La propriété de Gallicante, son église aux mosaïques brillantes, sa chapelle à moitié taillée dans le roc sous l’octogone néo-byzantin, son réseau de cavernes et citernes, son grand jardin très arboré, offrent aux pèlerins une méditation au calme, avant de reprendre le chemin de la ville pour gagner le Golgotha à la suite de Jésus.
Comprendre la ville
Une autre raison de faire halte ici est la maquette, installée en juin 2003, qui modélise au 1/100e la ville de Jérusalem à l’époque byzantine ; on y revoit toute la physionomie de la ville ; les trois vallées, Cédron, Tyropéon et Géhenne, les rues principales, l’axe du cardo romain et les monuments existant entre le IVe et le VIIe siècles : l’Anastasis, la Sainte-Sion qui est le Cénacle, Saint-Jean Baptiste, Sainte-Marie de la Probatique qui est Sainte-Anne dans le domaine actuel des Pères Blancs, Sainte-Marie Mère de Dieu, immense basilique aujourd’hui totalement disparue, Siloé et Saint-Pierre en Gallicante (1). En 30 minutes vous vous offrez une révision visuelle de ce que vos pieds ont mémorisé en arpentant la Vieille ville.♦
Quand une citerne devient prison
Jr 38, 4 Les princes dirent au roi “Cet homme ne cherche nullement la paix pour ce peuple, mais le malheur…

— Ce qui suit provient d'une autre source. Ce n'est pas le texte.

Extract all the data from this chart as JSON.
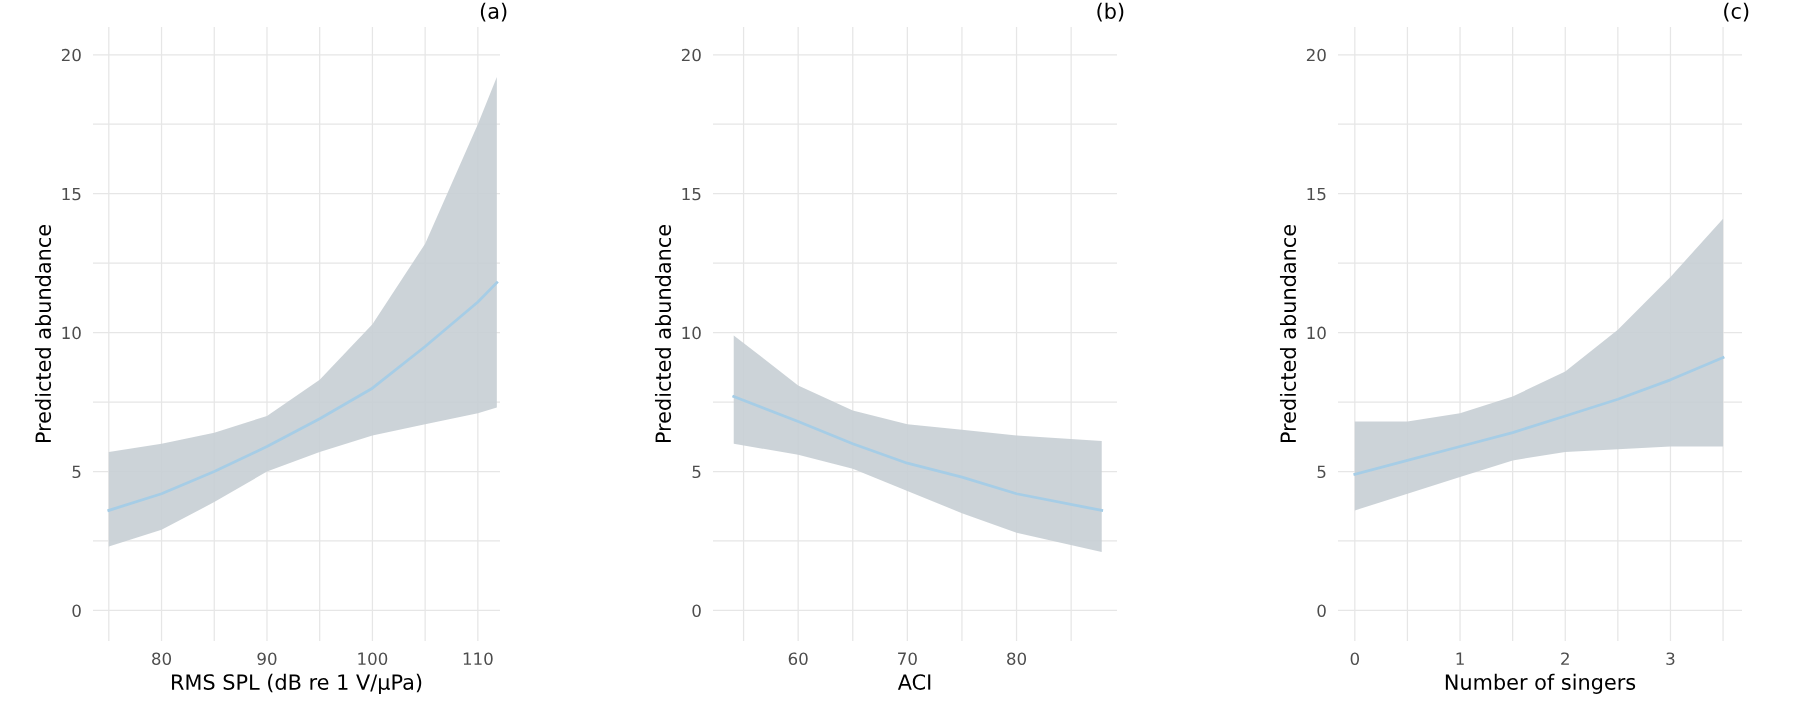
{
  "chart_data": [
    {
      "type": "line",
      "title": "(a)",
      "xlabel": "RMS SPL (dB re 1 V/μPa)",
      "ylabel": "Predicted abundance",
      "grid": true,
      "xlim": [
        73.5,
        112.1
      ],
      "xticks": [
        {
          "value": 75,
          "label": null
        },
        80,
        {
          "value": 85,
          "label": null
        },
        90,
        {
          "value": 95,
          "label": null
        },
        100,
        {
          "value": 105,
          "label": null
        },
        110
      ],
      "ylim": [
        -1.1,
        21
      ],
      "yticks": [
        0,
        {
          "value": 2.5,
          "label": null
        },
        5,
        {
          "value": 7.5,
          "label": null
        },
        10,
        {
          "value": 12.5,
          "label": null
        },
        15,
        {
          "value": 17.5,
          "label": null
        },
        20
      ],
      "series": [
        {
          "color": "#a6cde6",
          "x": [
            75,
            80,
            85,
            90,
            95,
            100,
            105,
            110,
            111.8
          ],
          "values": [
            3.6,
            4.2,
            5.0,
            5.9,
            6.9,
            8.0,
            9.5,
            11.1,
            11.8
          ],
          "lower": [
            2.3,
            2.9,
            3.9,
            5.0,
            5.7,
            6.3,
            6.7,
            7.1,
            7.3
          ],
          "upper": [
            5.7,
            6.0,
            6.4,
            7.0,
            8.3,
            10.3,
            13.2,
            17.5,
            19.2
          ]
        }
      ]
    },
    {
      "type": "line",
      "title": "(b)",
      "xlabel": "ACI",
      "ylabel": "Predicted abundance",
      "grid": true,
      "xlim": [
        52.2,
        89.2
      ],
      "xticks": [
        {
          "value": 55,
          "label": null
        },
        60,
        {
          "value": 65,
          "label": null
        },
        70,
        {
          "value": 75,
          "label": null
        },
        80,
        {
          "value": 85,
          "label": null
        }
      ],
      "ylim": [
        -1.1,
        21
      ],
      "yticks": [
        0,
        {
          "value": 2.5,
          "label": null
        },
        5,
        {
          "value": 7.5,
          "label": null
        },
        10,
        {
          "value": 12.5,
          "label": null
        },
        15,
        {
          "value": 17.5,
          "label": null
        },
        20
      ],
      "series": [
        {
          "color": "#a6cde6",
          "x": [
            54.1,
            60,
            65,
            70,
            75,
            80,
            87.8
          ],
          "values": [
            7.7,
            6.8,
            6.0,
            5.3,
            4.8,
            4.2,
            3.6
          ],
          "lower": [
            6.0,
            5.6,
            5.1,
            4.3,
            3.5,
            2.8,
            2.1
          ],
          "upper": [
            9.9,
            8.1,
            7.2,
            6.7,
            6.5,
            6.3,
            6.1
          ]
        }
      ]
    },
    {
      "type": "line",
      "title": "(c)",
      "xlabel": "Number of singers",
      "ylabel": "Predicted abundance",
      "grid": true,
      "xlim": [
        -0.16,
        3.68
      ],
      "xticks": [
        0,
        {
          "value": 0.5,
          "label": null
        },
        1,
        {
          "value": 1.5,
          "label": null
        },
        2,
        {
          "value": 2.5,
          "label": null
        },
        3,
        {
          "value": 3.5,
          "label": null
        }
      ],
      "ylim": [
        -1.1,
        21
      ],
      "yticks": [
        0,
        {
          "value": 2.5,
          "label": null
        },
        5,
        {
          "value": 7.5,
          "label": null
        },
        10,
        {
          "value": 12.5,
          "label": null
        },
        15,
        {
          "value": 17.5,
          "label": null
        },
        20
      ],
      "series": [
        {
          "color": "#a6cde6",
          "x": [
            0,
            0.5,
            1,
            1.5,
            2,
            2.5,
            3,
            3.5
          ],
          "values": [
            4.9,
            5.4,
            5.9,
            6.4,
            7.0,
            7.6,
            8.3,
            9.1
          ],
          "lower": [
            3.6,
            4.2,
            4.8,
            5.4,
            5.7,
            5.8,
            5.9,
            5.9
          ],
          "upper": [
            6.8,
            6.8,
            7.1,
            7.7,
            8.6,
            10.1,
            12.0,
            14.1
          ]
        }
      ]
    }
  ]
}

6 Ils se saisirent de Jérémie et le jetèrent dans la citerne de Malkiyyahu… ils le descendirent à l’aide de cordes. Dans cette citerne il n’y avait pas d’eau mais de la vase et Jérémie s’enfonça dans la vase.
Ps 88, 5 Déjà compté comme descendu dans la fosse, je suis un homme fini…
7 Tu m’as mis au tréfonds de la fosse, dans les ténèbres…
9 Je suis enfermé et ne puis sortir…
19 Tu éloignes de moi amis et proches, ma compagne, c’est la ténèbre. ”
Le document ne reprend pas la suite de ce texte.